Fortunately it’s easy to get rid of. A 10 inch table saw blades fits perfectly in the bottom of a 5 gallon plastic bucket. Pour in some Simple Green and let it sit overnight. It may not take that long, but that’s just what I do. When I change a blade I’ll look at it. If the teeth are covered with brown pitch, I put it in the bucket and cover it with Simple Green.
Take it out and wipe it off. Done.
Simple Green is safe to dump outside or in the storm sewer. I pour it into another container and reuse it, because I’m cheap. Then I dump it. It turns from Simple Green to Complex Brown, but it will still work for another blade.

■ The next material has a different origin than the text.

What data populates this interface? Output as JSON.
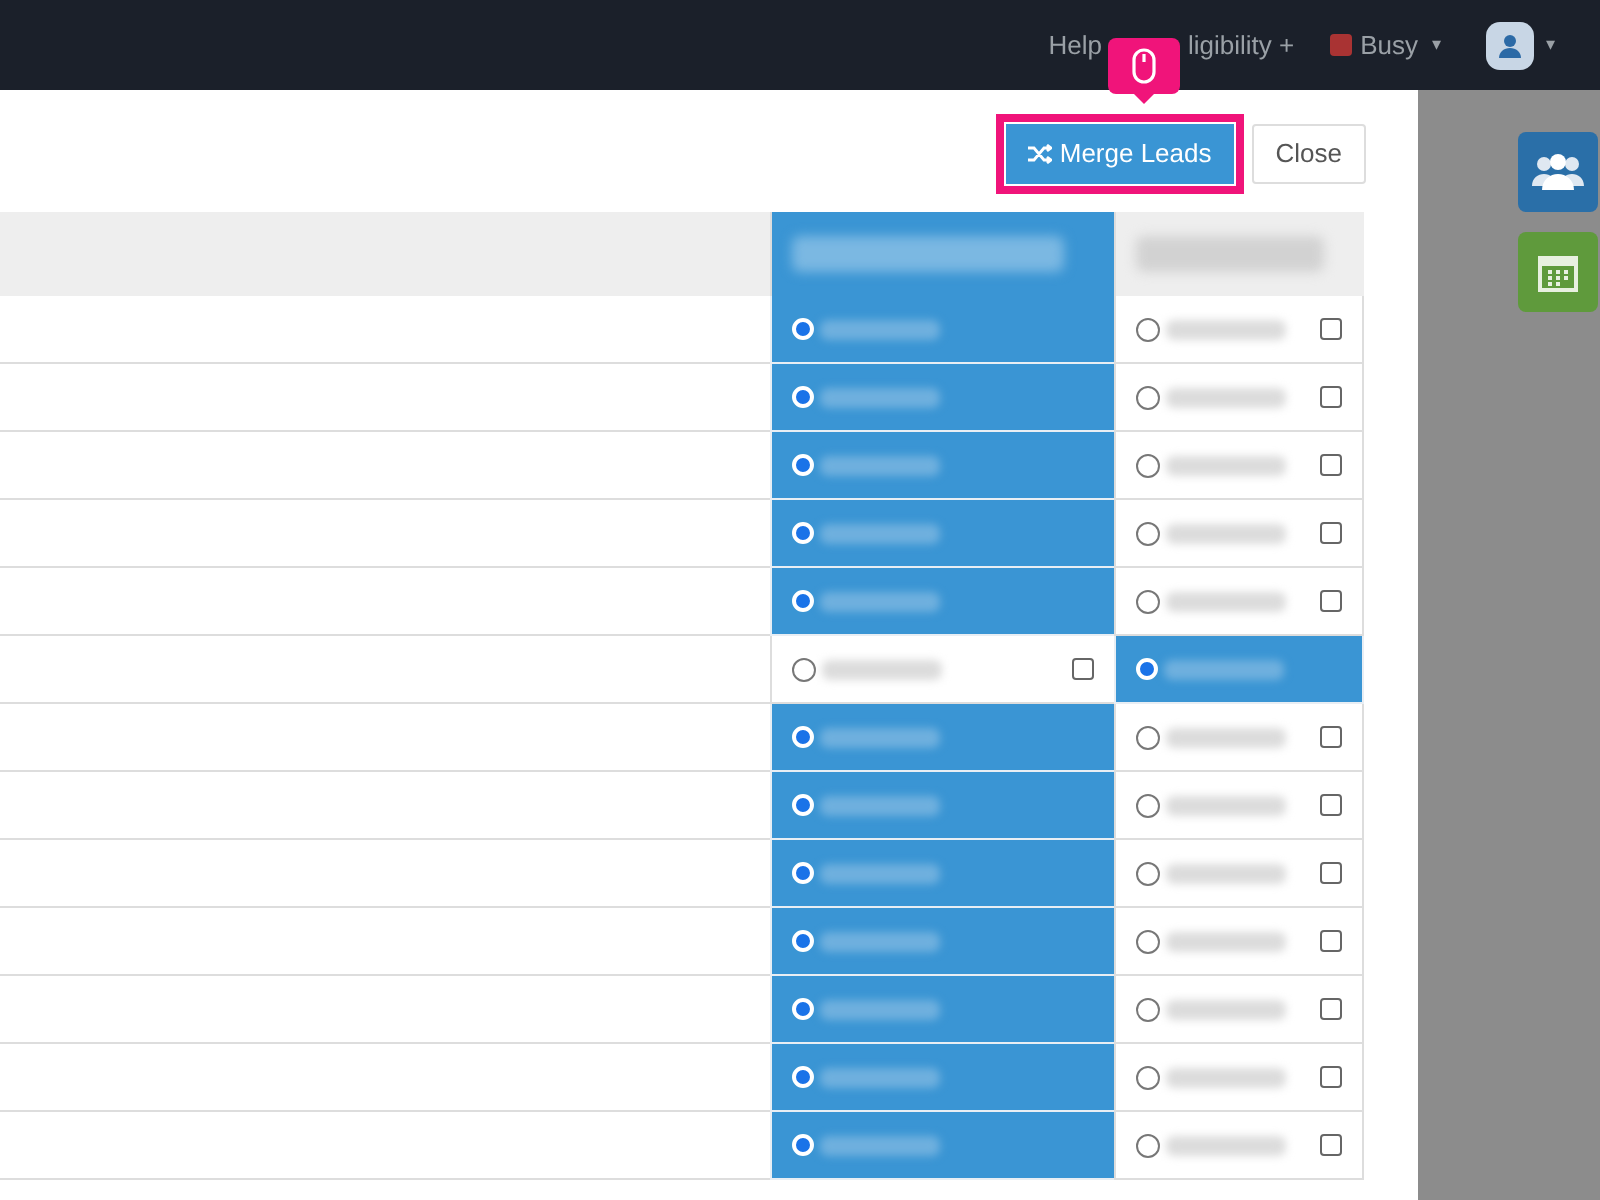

Note that you can reduce that buildup on your blades by having your table saw aligned and by pushing stock through a little faster. Both of these reduce the generated heat so it doesn’t liquify the resin.
I was noticing a black discoloration on the bottom of the blades where they rest against the plastic bucket. At first I didn’t pay too much attention – just a stain – but later I found this:
This looked three dimensional, not just a stain, and feeling it with my fingers I could feel a definite relief. Now, to be fair, I had left this blade in the juice for over two days. I had learned that it only took an hour or so to loosen the resin and had been doing that, but this time I was busy and sidetracked.
So I called the friendly people at Ridge Carbide Tools, maker of several of my blades, and talked to a very friendly man. He advised me to simply spray the blades and scrub with a nylon or brass brush, then wipe with WD-40 for rust prevention. Sounds like a good idea, but I’ll probably still try my short-duration 5 gallon bucket soak and watch for problems. No more overnight. And don’t forget to first dilute your Simple Green!